J’évoquerai maintenant les données macroéconomiques. Si la sincérité budgétaire se vérifie par le recentrage du projet de loi de finances rectificative autour d’un faible nombre d’articles – neuf au total –, elle se mesure aussi dans la crédibilité des hypothèses macroéconomiques.

L’objectif d’un déficit public à 2, 6 points du PIB, c’est-à-dire en deçà du seuil fatidique des 3 %, est confirmé. Les prévisions initiales de croissance à 1, 7 % sont également maintenues ; nous espérons bien entendu que ce taux pourra être atteint. Le niveau des dépenses pilotables de l’État est réduit à hauteur de 600 millions d’euros, ce dont nous nous réjouissons.

Toutefois, le déficit budgétaire s’établit à 80 milliards d’euros, en hausse de 12, 3 milliards d’euros par rapport à l’exercice 2017 – un niveau tout de même inquiétant, notamment au regard des nuages conjoncturels qui s’amoncellent. Nous aurons l’occasion d’en reparler.

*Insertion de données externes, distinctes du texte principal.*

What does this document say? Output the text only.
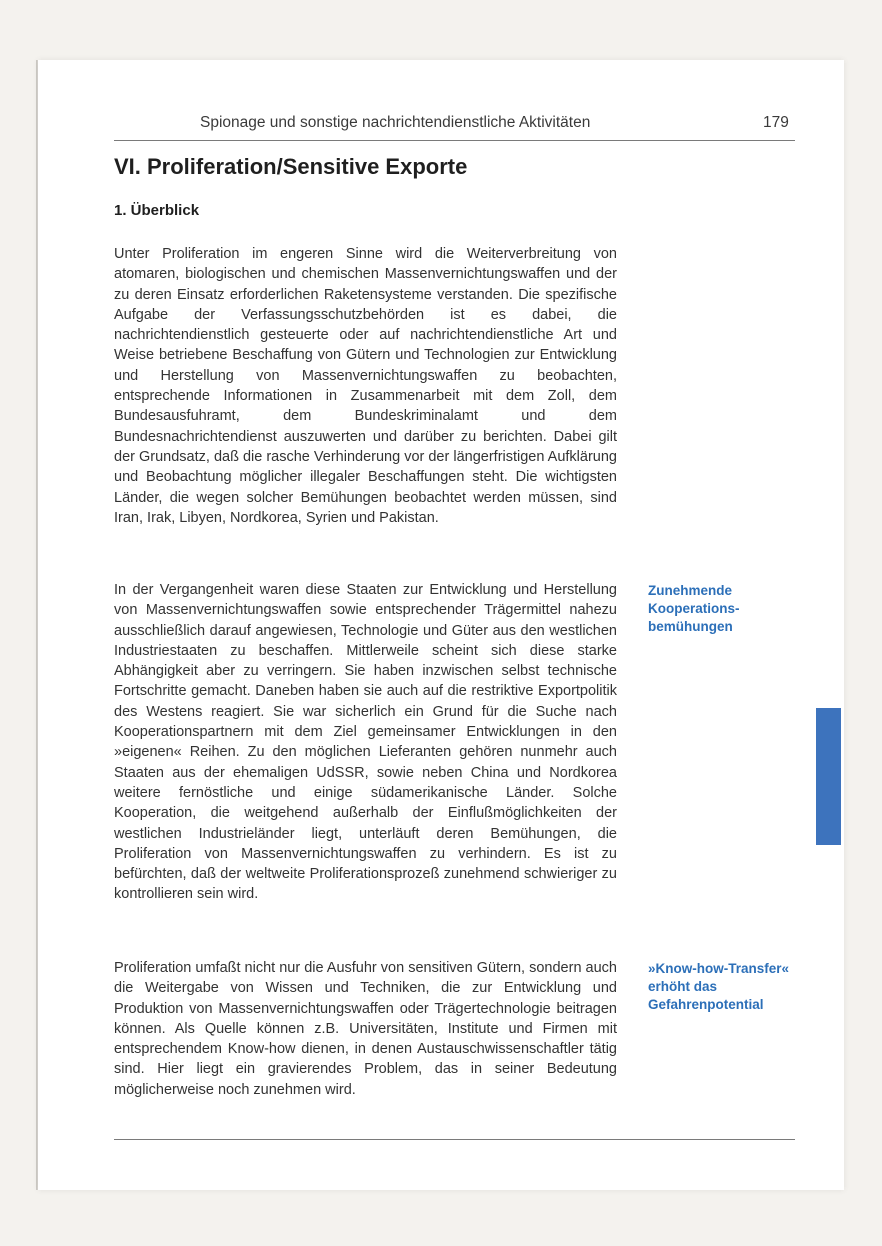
Spionage und sonstige nachrichtendienstliche Aktivitäten	179
VI. Proliferation/Sensitive Exporte
1. Überblick

Unter Proliferation im engeren Sinne wird die Weiterverbreitung von atomaren, biologischen und chemischen Massenvernichtungswaffen und der zu deren Einsatz erforderlichen Raketensysteme verstanden. Die spezifische Aufgabe der Verfassungsschutzbehörden ist es dabei, die nachrichtendienstlich gesteuerte oder auf nachrichtendienstliche Art und Weise betriebene Beschaffung von Gütern und Technologien zur Entwicklung und Herstellung von Massenvernichtungswaffen zu beobachten, entsprechende Informationen in Zusammenarbeit mit dem Zoll, dem Bundesausfuhramt, dem Bundeskriminalamt und dem Bundesnachrichtendienst auszuwerten und darüber zu berichten. Dabei gilt der Grundsatz, daß die rasche Verhinderung vor der längerfristigen Aufklärung und Beobachtung möglicher illegaler Beschaffungen steht. Die wichtigsten Länder, die wegen solcher Bemühungen beobachtet werden müssen, sind Iran, Irak, Libyen, Nordkorea, Syrien und Pakistan.

In der Vergangenheit waren diese Staaten zur Entwicklung und Herstellung von Massenvernichtungswaffen sowie entsprechender Trägermittel nahezu ausschließlich darauf angewiesen, Technologie und Güter aus den westlichen Industriestaaten zu beschaffen. Mittlerweile scheint sich diese starke Abhängigkeit aber zu verringern. Sie haben inzwischen selbst technische Fortschritte gemacht. Daneben haben sie auch auf die restriktive Exportpolitik des Westens reagiert. Sie war sicherlich ein Grund für die Suche nach Kooperationspartnern mit dem Ziel gemeinsamer Entwicklungen in den »eigenen« Reihen. Zu den möglichen Lieferanten gehören nunmehr auch Staaten aus der ehemaligen UdSSR, sowie neben China und Nordkorea weitere fernöstliche und einige südamerikanische Länder. Solche Kooperation, die weitgehend außerhalb der Einflußmöglichkeiten der westlichen Industrieländer liegt, unterläuft deren Bemühungen, die Proliferation von Massenvernichtungswaffen zu verhindern. Es ist zu befürchten, daß der weltweite Proliferationsprozeß zunehmend schwieriger zu kontrollieren sein wird.

Proliferation umfaßt nicht nur die Ausfuhr von sensitiven Gütern, sondern auch die Weitergabe von Wissen und Techniken, die zur Entwicklung und Produktion von Massenvernichtungswaffen oder Trägertechnologie beitragen können. Als Quelle können z.B. Universitäten, Institute und Firmen mit entsprechendem Know-how dienen, in denen Austauschwissenschaftler tätig sind. Hier liegt ein gravierendes Problem, das in seiner Bedeutung möglicherweise noch zunehmen wird.

Zunehmende Kooperations-bemühungen

»Know-how-Transfer« erhöht das Gefahrenpotential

Je veux cependant, à ce propos, insister sur le fait que la prévision de déficit est désormais inférieure de 5, 7 milliards d’euros à celle qui était initialement prévue : 80 milliards d’euros contre les 85, 7 milliards d’euros qui étaient prévus.

Nous le savons, à l’avenir, nous devrons faire mieux. Tel sera l’un des objets du débat de jeudi prochain. L’enjeu n’est pas mince et l’équilibre à trouver est toujours délicat : il faut assainir nos finances publiques au bénéfice des générations futures sans pénaliser aujourd’hui les plus fragiles de nos concitoyens.

Je tiens enfin à souligner la traduction à l’article 8 du projet de loi de finances rectificative de l’article 11 de la loi de programmation des finances publiques pour les années 2018 à 2022, qui a été inséré sur l’initiative de la commission des finances du Sénat.

Cette disposition procède de la même logique : redonner toute sa portée à l’autorisation et au contrôle parlementaires. En remettant en cohérence les plafonds d’emplois et les crédits de masse salariale votés en loi de finances initiale, elle en améliore la sincérité et l’effectivité. Dès l’année 2018, les plafonds d’emplois des ministères et des budgets annexes sont ainsi abaissés de 10 805 équivalents temps plein travaillé.

Sur ce projet de loi de finances rectificative pour 2018, la majorité des membres du groupe Union Centriste a fait le choix de l’abstention, pour des raisons de cohérence au regard de sa position lors de l’examen de la loi de finances initiale.

Toutefois, à titre personnel, comme d’autres collègues de mon groupe, je voterai ce texte. En effet, nous tenons à insister sur l’effort de sincérité, donc de crédibilité, accompli par le Gouvernement dans la conduite de l’exercice budgétaire 2018. Nous ne pouvons que vous encourager à poursuivre dans cette voie, monsieur le ministre.